Skill-specific tooling also exists. Anthropic’s skill-creator is the official tool for writing and evaluating skills. Minko Gechev’s skillgrade provides “unit tests for your agent skills.” Phil Schmid has a practical guide to testing methodology. OpenAI’s blog covers testing agent skills systematically with evals. The Anthropic-managed claude-plugins-official directory and the Claude Code Plugin Marketplace with plugin.json manifests are the distribution layer. SkillsMP claims 700,000+ agent skills.

Linters already exist. agnix has 385 rules covering CLAUDE.md, SKILL.md, AGENTS.md, hooks, and MCP configs, with auto-fix and LSP servers for VS Code, JetBrains, Neovim, and Zed. claudelint covers similar ground as an npm package. SkillCheck-Free has 30+ structural checks. These are real tools. I ran agnix against my 188-skill collection and it found 71 errors that my custom linter missed — unclosed XML tags, YAML parse errors, missing agent fields in frontmatter, shell-escaped backslashes flagged as Windows path separators. An hour of config tuning dropped it to zero.

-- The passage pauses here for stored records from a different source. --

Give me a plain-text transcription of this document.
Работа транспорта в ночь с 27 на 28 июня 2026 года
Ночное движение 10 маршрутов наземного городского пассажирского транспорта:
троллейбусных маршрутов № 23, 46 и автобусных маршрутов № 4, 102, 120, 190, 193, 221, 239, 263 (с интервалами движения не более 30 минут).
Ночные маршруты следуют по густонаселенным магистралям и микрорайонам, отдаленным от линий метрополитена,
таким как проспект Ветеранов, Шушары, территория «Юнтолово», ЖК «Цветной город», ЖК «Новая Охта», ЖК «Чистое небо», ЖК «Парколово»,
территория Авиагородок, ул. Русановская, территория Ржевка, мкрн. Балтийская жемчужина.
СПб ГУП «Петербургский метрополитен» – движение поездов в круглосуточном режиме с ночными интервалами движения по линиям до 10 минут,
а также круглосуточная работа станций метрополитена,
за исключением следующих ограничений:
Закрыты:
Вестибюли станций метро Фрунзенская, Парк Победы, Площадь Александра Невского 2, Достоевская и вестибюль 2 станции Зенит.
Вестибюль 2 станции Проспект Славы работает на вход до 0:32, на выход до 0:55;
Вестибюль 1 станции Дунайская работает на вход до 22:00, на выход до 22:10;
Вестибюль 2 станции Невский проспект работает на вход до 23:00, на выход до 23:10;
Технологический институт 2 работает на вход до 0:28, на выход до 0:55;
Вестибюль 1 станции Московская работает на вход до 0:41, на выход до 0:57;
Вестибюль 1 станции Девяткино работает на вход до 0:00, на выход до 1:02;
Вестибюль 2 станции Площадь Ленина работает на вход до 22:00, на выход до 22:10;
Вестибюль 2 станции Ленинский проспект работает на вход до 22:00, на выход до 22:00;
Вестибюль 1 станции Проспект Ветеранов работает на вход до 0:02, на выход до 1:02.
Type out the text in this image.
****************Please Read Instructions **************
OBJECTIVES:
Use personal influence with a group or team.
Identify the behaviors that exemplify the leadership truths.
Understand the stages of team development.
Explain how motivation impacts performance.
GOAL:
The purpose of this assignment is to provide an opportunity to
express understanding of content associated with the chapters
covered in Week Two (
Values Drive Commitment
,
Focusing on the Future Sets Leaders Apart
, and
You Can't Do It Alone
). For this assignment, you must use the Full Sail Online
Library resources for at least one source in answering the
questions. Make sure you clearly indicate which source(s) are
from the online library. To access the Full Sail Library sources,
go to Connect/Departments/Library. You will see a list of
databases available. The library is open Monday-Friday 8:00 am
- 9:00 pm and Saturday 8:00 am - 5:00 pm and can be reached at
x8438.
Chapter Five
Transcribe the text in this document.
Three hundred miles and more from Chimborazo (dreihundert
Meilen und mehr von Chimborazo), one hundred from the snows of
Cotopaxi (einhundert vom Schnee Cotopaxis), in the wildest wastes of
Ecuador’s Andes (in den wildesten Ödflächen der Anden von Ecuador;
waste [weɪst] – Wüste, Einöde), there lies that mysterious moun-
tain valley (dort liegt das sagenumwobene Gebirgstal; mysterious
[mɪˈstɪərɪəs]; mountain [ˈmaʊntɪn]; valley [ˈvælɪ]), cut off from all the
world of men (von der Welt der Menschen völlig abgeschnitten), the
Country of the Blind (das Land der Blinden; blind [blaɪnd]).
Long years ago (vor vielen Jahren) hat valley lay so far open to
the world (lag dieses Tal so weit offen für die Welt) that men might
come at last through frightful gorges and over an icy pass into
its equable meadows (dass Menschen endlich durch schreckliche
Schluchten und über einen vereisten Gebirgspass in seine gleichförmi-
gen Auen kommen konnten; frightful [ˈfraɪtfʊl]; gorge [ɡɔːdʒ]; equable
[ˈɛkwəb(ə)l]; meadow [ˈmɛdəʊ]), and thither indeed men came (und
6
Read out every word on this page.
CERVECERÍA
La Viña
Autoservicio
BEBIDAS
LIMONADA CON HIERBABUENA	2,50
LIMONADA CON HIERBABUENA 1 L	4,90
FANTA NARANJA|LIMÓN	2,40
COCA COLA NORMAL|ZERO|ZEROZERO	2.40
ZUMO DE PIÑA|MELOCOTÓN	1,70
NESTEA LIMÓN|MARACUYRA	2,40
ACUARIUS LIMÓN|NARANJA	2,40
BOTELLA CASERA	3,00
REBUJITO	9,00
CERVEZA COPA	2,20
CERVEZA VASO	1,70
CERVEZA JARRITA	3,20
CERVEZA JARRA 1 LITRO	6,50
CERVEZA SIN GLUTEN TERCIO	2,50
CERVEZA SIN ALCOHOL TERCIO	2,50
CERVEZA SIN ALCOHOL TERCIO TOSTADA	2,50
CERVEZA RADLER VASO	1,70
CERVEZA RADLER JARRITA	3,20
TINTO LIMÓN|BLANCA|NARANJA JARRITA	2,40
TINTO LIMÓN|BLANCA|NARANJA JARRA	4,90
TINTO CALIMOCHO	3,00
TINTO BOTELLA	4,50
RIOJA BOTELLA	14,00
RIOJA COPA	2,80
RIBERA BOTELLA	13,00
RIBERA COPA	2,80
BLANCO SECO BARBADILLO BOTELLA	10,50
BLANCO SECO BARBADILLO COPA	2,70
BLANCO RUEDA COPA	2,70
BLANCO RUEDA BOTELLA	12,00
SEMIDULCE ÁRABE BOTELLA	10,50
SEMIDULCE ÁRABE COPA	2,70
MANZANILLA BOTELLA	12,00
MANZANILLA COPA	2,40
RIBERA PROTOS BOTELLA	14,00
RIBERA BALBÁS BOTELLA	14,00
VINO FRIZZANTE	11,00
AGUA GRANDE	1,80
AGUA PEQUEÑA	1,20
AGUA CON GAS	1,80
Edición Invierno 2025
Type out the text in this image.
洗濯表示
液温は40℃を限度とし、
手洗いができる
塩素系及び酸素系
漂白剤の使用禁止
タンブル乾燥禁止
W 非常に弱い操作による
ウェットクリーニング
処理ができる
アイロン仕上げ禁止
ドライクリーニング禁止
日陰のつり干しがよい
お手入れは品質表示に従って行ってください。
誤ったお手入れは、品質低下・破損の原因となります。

Generators exist too. SkillForge provides wizard-based skill creation with template processing, documentation fetching via Context7, pattern learning from usage, and unused skill detection. It covers the “create new skills from your preferences” space comprehensively.

The right question is not “how do I treat skills with engineering rigor” — that question has been answered by an entire industry. The right question is “which existing tools do I use and how do they compose for my specific workflow.” For me that meant: agnix for validation (immediately useful, caught real bugs), Promptfoo for eval pipelines (future work when I add Incorrect/Correct code examples to my rules), and the official plugin marketplace format for anything I might want to share. The specific tools I built for myself — a rules-to-document compiler and a shared motif layer — are narrow conveniences for my particular workflow, not contributions to the ecosystem. That was a useful correction.

The meta-lesson is about the danger of writing confidently from partial information. I read five skill repositories carefully and thought I had the landscape. I did not. The landscape is one web search deeper, and the web search I should have done earlier. Before claiming that a tooling layer is missing, check that it is actually missing. Before framing something as a paradigm shift, check whether the paradigm already shifted. The embarrassment of having to correct a post same-day is cheaper than the embarrassment of having the post stand.